Study: Cancer may pass from pregnant mom to fetus
October 20, 2009
Mri-blog Cancer may be able to cross from a pregnant mother to the fetus, says a study in the journal Proceedings of the National Academy of Sciences.
Researchers examined a 28-year-old mother and her 11-month-old baby girl. A month after the baby was delivered, the mother was diagnosed with a blood cancer called acute lymphoblastic leukemia.
Ten months later, a tumor was found in the baby's cheek and fluid was building between her lung tissue and chest cavity.
Researchers found the cancer cells in the mother and infant shared a unique genomic sequence. "These data unambiguously mark the infant cancer as of maternal origin," says the study.
Researchers believe the cells may have crossed through the placenta, which connects the fetus to the mother's uterus.
About 17 cases of cancer transmitted from mother to fetus have been recorded since 1866, but evidence of the mother-infant link has been scarce, the authors say.
Both the mother and the baby received chemotherapy.
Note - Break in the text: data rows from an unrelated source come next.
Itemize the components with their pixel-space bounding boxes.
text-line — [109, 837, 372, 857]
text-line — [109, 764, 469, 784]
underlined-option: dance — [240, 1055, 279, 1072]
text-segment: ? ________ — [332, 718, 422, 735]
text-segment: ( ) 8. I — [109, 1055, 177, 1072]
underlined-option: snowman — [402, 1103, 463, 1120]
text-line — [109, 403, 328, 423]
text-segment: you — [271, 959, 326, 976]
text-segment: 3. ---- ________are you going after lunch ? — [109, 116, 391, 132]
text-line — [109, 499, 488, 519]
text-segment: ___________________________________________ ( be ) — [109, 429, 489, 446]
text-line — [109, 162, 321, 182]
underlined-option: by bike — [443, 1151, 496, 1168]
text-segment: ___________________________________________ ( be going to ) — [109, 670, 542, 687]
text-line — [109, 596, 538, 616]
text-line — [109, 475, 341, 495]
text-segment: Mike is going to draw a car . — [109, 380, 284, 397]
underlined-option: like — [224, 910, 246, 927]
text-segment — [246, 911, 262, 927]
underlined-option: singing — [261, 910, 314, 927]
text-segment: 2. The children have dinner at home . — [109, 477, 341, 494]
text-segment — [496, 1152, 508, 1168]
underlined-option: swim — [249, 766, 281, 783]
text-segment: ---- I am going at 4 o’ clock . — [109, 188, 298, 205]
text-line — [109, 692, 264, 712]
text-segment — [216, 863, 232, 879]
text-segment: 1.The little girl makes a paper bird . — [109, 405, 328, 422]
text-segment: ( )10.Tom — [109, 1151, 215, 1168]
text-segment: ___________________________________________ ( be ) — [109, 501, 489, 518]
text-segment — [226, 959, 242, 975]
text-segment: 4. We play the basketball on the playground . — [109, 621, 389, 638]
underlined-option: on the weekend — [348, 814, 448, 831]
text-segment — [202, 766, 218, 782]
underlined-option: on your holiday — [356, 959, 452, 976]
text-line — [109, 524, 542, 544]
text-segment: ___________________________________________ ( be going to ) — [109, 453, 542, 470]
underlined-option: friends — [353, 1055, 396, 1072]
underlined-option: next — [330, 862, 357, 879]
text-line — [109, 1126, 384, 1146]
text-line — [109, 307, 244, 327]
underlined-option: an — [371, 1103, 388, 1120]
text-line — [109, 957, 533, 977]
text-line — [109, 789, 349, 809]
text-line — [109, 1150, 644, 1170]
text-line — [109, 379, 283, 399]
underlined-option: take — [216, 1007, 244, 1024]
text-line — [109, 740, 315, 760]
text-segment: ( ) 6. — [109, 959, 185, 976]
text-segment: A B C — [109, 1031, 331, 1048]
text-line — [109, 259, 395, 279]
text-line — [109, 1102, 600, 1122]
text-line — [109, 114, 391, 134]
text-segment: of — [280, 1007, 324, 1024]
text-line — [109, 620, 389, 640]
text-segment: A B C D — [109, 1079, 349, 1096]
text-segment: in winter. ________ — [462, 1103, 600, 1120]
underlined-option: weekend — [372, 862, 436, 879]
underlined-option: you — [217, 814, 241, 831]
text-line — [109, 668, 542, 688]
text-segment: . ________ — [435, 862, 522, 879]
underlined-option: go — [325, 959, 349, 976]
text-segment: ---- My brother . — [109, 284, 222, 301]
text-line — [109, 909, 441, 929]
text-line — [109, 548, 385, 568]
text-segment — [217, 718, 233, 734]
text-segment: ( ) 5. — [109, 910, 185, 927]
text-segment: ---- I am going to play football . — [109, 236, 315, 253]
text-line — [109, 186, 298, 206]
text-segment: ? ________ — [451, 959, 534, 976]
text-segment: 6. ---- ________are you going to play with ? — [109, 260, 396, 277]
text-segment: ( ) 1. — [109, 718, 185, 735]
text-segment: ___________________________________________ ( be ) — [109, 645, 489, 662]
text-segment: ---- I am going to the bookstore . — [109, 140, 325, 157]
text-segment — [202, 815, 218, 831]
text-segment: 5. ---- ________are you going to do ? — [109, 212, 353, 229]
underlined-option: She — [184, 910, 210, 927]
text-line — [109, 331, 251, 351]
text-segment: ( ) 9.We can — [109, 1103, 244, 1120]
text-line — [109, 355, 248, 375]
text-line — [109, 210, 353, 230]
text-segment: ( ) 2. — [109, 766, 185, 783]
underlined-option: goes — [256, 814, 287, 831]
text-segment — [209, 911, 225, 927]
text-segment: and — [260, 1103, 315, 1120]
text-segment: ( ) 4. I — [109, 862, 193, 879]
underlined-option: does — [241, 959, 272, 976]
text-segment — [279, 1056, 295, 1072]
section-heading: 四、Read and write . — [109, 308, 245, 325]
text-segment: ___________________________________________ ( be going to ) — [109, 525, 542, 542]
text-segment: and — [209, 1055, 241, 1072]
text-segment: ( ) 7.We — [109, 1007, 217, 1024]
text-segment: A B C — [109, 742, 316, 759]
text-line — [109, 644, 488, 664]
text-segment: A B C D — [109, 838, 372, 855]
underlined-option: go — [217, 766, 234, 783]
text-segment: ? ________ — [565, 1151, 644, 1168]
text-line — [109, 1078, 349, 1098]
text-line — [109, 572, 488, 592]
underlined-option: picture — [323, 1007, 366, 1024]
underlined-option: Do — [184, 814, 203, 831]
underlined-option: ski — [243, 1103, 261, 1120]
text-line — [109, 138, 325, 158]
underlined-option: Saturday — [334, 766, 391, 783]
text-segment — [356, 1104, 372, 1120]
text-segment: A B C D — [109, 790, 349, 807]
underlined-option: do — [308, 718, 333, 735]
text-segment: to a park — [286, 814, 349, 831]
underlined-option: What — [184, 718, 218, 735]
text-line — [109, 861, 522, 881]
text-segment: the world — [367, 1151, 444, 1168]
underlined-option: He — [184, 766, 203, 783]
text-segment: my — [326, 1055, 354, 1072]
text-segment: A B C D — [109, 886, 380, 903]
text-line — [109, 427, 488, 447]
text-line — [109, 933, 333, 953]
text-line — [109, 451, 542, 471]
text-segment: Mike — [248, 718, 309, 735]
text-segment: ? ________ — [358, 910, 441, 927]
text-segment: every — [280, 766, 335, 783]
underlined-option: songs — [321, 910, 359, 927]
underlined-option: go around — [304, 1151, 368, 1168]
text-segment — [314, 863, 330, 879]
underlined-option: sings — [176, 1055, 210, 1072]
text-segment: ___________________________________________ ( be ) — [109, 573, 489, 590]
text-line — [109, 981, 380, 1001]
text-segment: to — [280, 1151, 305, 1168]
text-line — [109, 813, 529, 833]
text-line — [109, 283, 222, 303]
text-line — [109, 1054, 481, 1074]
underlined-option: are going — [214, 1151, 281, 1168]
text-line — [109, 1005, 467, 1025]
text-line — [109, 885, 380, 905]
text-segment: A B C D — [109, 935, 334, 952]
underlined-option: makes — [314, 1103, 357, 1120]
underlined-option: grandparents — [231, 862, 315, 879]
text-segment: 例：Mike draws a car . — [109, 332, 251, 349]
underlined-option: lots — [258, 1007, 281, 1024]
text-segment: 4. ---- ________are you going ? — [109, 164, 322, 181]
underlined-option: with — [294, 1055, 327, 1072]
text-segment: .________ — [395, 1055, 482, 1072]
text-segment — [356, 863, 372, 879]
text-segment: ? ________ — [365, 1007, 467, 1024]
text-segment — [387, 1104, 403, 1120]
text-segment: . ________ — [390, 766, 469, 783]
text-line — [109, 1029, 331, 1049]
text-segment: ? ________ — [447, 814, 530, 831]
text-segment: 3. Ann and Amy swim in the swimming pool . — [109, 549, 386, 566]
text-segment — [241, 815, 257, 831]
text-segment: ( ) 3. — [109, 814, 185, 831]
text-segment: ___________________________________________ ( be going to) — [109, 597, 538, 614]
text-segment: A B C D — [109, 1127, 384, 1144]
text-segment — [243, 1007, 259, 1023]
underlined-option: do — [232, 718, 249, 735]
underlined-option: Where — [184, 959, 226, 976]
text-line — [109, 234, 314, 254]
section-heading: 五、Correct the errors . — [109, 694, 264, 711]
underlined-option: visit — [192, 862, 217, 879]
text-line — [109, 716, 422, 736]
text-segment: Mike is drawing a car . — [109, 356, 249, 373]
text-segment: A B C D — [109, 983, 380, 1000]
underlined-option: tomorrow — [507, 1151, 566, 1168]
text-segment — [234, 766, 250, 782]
After 19 days of treatment, the mother developed severe convulsions, respiratory failure and acute cardiac failure and died. The infant has been in remission for 18 months and is receiving maintenance chemotherapy.
The study was conducted by researchers from Tokyo Medical and Dental University, the Institute of Cancer Research in Sutton, United Kingdom, the University of Southampton, the Kyoto Prefectural University of Medicine and the Human Leukocyte Antigen Laboratory in Japan.